Additional reading: Chauvet cave: The most accurate timeline yet of who used the cave and when ~ Los Angeles Times
Prehistoric Art Replica
Formed out of concrete, ingenious set design and artist representations of the cave art the Grotte Chauvet 2 feels authentic. So genuine that I had to remind myself a few times during the guided tour that the bear skulls and stalagmites were not real. Enter the cavern through a heavy metal door and forget the contemporary world for an hour. Like icicles suspended from the cavern roof stalactites dangle above stalagmites dropping small amounts of water that will eventually join the two in a pillar formation.
When the three explorers entered the cavern through a rock-strewn entrance, they might have encountered animal bones. Bear skulls and scratches on the walls were indications of the large mammals that used the cave during periods of hibernation. However, these men were not expecting to uncover the detailed, and oldest, prehistoric art on the cavern walls.
Practical Information for Grotte Chauvet
Caverne du Pont d’Arc website
The tours run every 10-15 minutes; in French, however, there are audio guides available in multiple languages.
It’s best to take a light sweater or jacket; the temperature inside the replica cavern is cool and a bit humid.

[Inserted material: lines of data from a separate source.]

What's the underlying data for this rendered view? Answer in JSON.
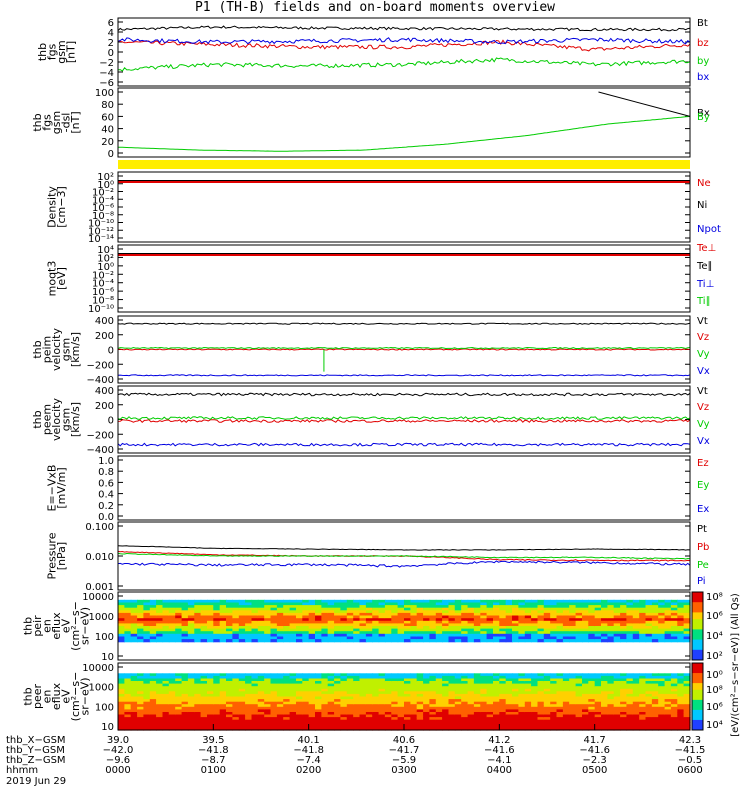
{
  "title": "P1  (TH-B) fields and on-board moments overview",
  "colors": {
    "black": "#000000",
    "red": "#e00000",
    "green": "#00cc00",
    "blue": "#0000e0",
    "yellow": "#ffee00"
  },
  "chart_data": [
    {
      "type": "line",
      "ylabel": [
        "thb",
        "fgs",
        "gsm",
        "[nT]"
      ],
      "yticks": [
        "6",
        "4",
        "2",
        "0",
        "−2",
        "−4",
        "−6"
      ],
      "ylim": [
        -6,
        6
      ],
      "series": [
        {
          "name": "Bt",
          "color": "black",
          "values": [
            4.5,
            5.0,
            4.8,
            4.7,
            4.6,
            4.5,
            4.5
          ]
        },
        {
          "name": "bz",
          "color": "red",
          "values": [
            2.0,
            1.5,
            1.0,
            1.0,
            2.0,
            0.5,
            1.5
          ]
        },
        {
          "name": "by",
          "color": "green",
          "values": [
            -3.5,
            -2.5,
            -2.8,
            -2.5,
            -1.5,
            -2.5,
            -1.8
          ]
        },
        {
          "name": "bx",
          "color": "blue",
          "values": [
            2.5,
            2.0,
            2.2,
            2.5,
            2.0,
            2.5,
            2.0
          ]
        }
      ]
    },
    {
      "type": "line",
      "ylabel": [
        "thb",
        "fgs",
        "gsm",
        "-dsl",
        "[nT]"
      ],
      "yticks": [
        "100",
        "80",
        "60",
        "40",
        "20",
        "0"
      ],
      "ylim": [
        -5,
        100
      ],
      "series": [
        {
          "name": "Bx",
          "color": "black",
          "values": [
            null,
            null,
            null,
            null,
            null,
            null,
            100,
            60
          ]
        },
        {
          "name": "By",
          "color": "green",
          "values": [
            5,
            0,
            -2,
            0,
            10,
            25,
            45,
            58
          ]
        }
      ]
    },
    {
      "type": "line",
      "ylabel": [
        "Density",
        "[cm−3]"
      ],
      "yticks": [
        "10²",
        "10⁰",
        "10⁻²",
        "10⁻⁴",
        "10⁻⁶",
        "10⁻⁸",
        "10⁻¹⁰",
        "10⁻¹²",
        "10⁻¹⁴"
      ],
      "series": [
        {
          "name": "Ne",
          "color": "red",
          "values": [
            0.1
          ]
        },
        {
          "name": "Ni",
          "color": "black",
          "values": [
            0.1
          ]
        },
        {
          "name": "Npot",
          "color": "blue",
          "values": []
        }
      ]
    },
    {
      "type": "line",
      "ylabel": [
        "moqt3",
        "[eV]"
      ],
      "yticks": [
        "10⁴",
        "10²",
        "10⁰",
        "10⁻²",
        "10⁻⁴",
        "10⁻⁶",
        "10⁻⁸",
        "10⁻¹⁰"
      ],
      "series": [
        {
          "name": "Te⊥",
          "color": "red",
          "values": [
            100
          ]
        },
        {
          "name": "Te∥",
          "color": "black",
          "values": [
            100
          ]
        },
        {
          "name": "Ti⊥",
          "color": "blue",
          "values": []
        },
        {
          "name": "Ti∥",
          "color": "green",
          "values": []
        }
      ]
    },
    {
      "type": "line",
      "ylabel": [
        "thb",
        "peim",
        "velocity",
        "gsm",
        "[km/s]"
      ],
      "yticks": [
        "400",
        "200",
        "0",
        "−200",
        "−400"
      ],
      "ylim": [
        -400,
        400
      ],
      "series": [
        {
          "name": "Vt",
          "color": "black",
          "values": [
            350
          ]
        },
        {
          "name": "Vz",
          "color": "red",
          "values": [
            0
          ]
        },
        {
          "name": "Vy",
          "color": "green",
          "values": [
            20
          ]
        },
        {
          "name": "Vx",
          "color": "blue",
          "values": [
            -350
          ]
        }
      ]
    },
    {
      "type": "line",
      "ylabel": [
        "thb",
        "peem",
        "velocity",
        "gsm",
        "[km/s]"
      ],
      "yticks": [
        "400",
        "200",
        "0",
        "−200",
        "−400"
      ],
      "ylim": [
        -400,
        400
      ],
      "series": [
        {
          "name": "Vt",
          "color": "black",
          "values": [
            340
          ]
        },
        {
          "name": "Vz",
          "color": "red",
          "values": [
            -20
          ]
        },
        {
          "name": "Vy",
          "color": "green",
          "values": [
            20
          ]
        },
        {
          "name": "Vx",
          "color": "blue",
          "values": [
            -340
          ]
        }
      ]
    },
    {
      "type": "line",
      "ylabel": [
        "E=−VxB",
        "[mV/m]"
      ],
      "yticks": [
        "1.0",
        "0.8",
        "0.6",
        "0.4",
        "0.2",
        "0.0"
      ],
      "ylim": [
        0,
        1
      ],
      "series": [
        {
          "name": "Ez",
          "color": "red",
          "values": []
        },
        {
          "name": "Ey",
          "color": "green",
          "values": []
        },
        {
          "name": "Ex",
          "color": "blue",
          "values": []
        }
      ]
    },
    {
      "type": "line",
      "ylabel": [
        "Pressure",
        "[nPa]"
      ],
      "yticks": [
        "0.100",
        "0.010",
        "0.001"
      ],
      "yscale": "log",
      "ylim": [
        0.001,
        0.1
      ],
      "series": [
        {
          "name": "Pt",
          "color": "black",
          "values": [
            0.022,
            0.018,
            0.017,
            0.016,
            0.016,
            0.017,
            0.016
          ]
        },
        {
          "name": "Pb",
          "color": "red",
          "values": [
            0.014,
            0.011,
            0.01,
            0.01,
            0.0075,
            0.0072,
            0.007
          ]
        },
        {
          "name": "Pe",
          "color": "green",
          "values": [
            0.012,
            0.01,
            0.01,
            0.01,
            0.009,
            0.009,
            0.008
          ]
        },
        {
          "name": "Pi",
          "color": "blue",
          "values": [
            0.0055,
            0.005,
            0.0052,
            0.0046,
            0.0065,
            0.006,
            0.0052
          ]
        }
      ]
    },
    {
      "type": "heatmap",
      "ylabel": [
        "thb",
        "peir",
        "en",
        "eflux",
        "eV",
        "(cm²−s−",
        "sr−eV)"
      ],
      "yticks": [
        "10000",
        "1000",
        "100",
        "10"
      ]
    },
    {
      "type": "heatmap",
      "ylabel": [
        "thb",
        "peer",
        "en",
        "eflux",
        "eV",
        "(cm²−s−",
        "sr−eV)"
      ],
      "yticks": [
        "10000",
        "1000",
        "100",
        "10"
      ]
    }
  ],
  "colorbar": {
    "label": "[eV/(cm²−s−sr−eV)] (All Qs)",
    "ticks": [
      "10⁸",
      "10⁶",
      "10⁴",
      "10²",
      "10⁰",
      "10⁸",
      "10⁶",
      "10⁴",
      "10²"
    ]
  },
  "xaxis": {
    "rows": [
      {
        "label": "thb_X−GSM",
        "values": [
          "39.0",
          "39.5",
          "40.1",
          "40.6",
          "41.2",
          "41.7",
          "42.3"
        ]
      },
      {
        "label": "thb_Y−GSM",
        "values": [
          "−42.0",
          "−41.8",
          "−41.8",
          "−41.7",
          "−41.6",
          "−41.6",
          "−41.5"
        ]
      },
      {
        "label": "thb_Z−GSM",
        "values": [
          "−9.6",
          "−8.7",
          "−7.4",
          "−5.9",
          "−4.1",
          "−2.3",
          "−0.5"
        ]
      },
      {
        "label": "hhmm",
        "values": [
          "0000",
          "0100",
          "0200",
          "0300",
          "0400",
          "0500",
          "0600"
        ]
      }
    ],
    "date": "2019 Jun 29"
  }
}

Photos are not permitted inside the Grotte Chauvet 2.
Hungry? La Terrace provides cafeteria-style meals and light bites.
The Aurignacian Gallery, which includes a short film on life during that era, is well worth seeing. There are plenty of interactive displays for the kids. If possible, try to time your visit to the cavern after you have spent some time in this section. It will help put the cave into perspective.
There is plenty of free parking on site.
Image credits: All photos provided by and published with the permission of Caverne du Pont d’Arc ©-Patrick-Aventurier
Drive home along the Ardèche River. There are plenty of pull-outs along the road and opportunities for photo-ops of the Ardèche Gorges which stretches 30-kilometres. Although, in peak season expect crowds especially near the 60-metre high Pont d’Arc, a natural rock arch. If you have time, dip a toe in the river and rent a kayak and float down the river for a quieter experience.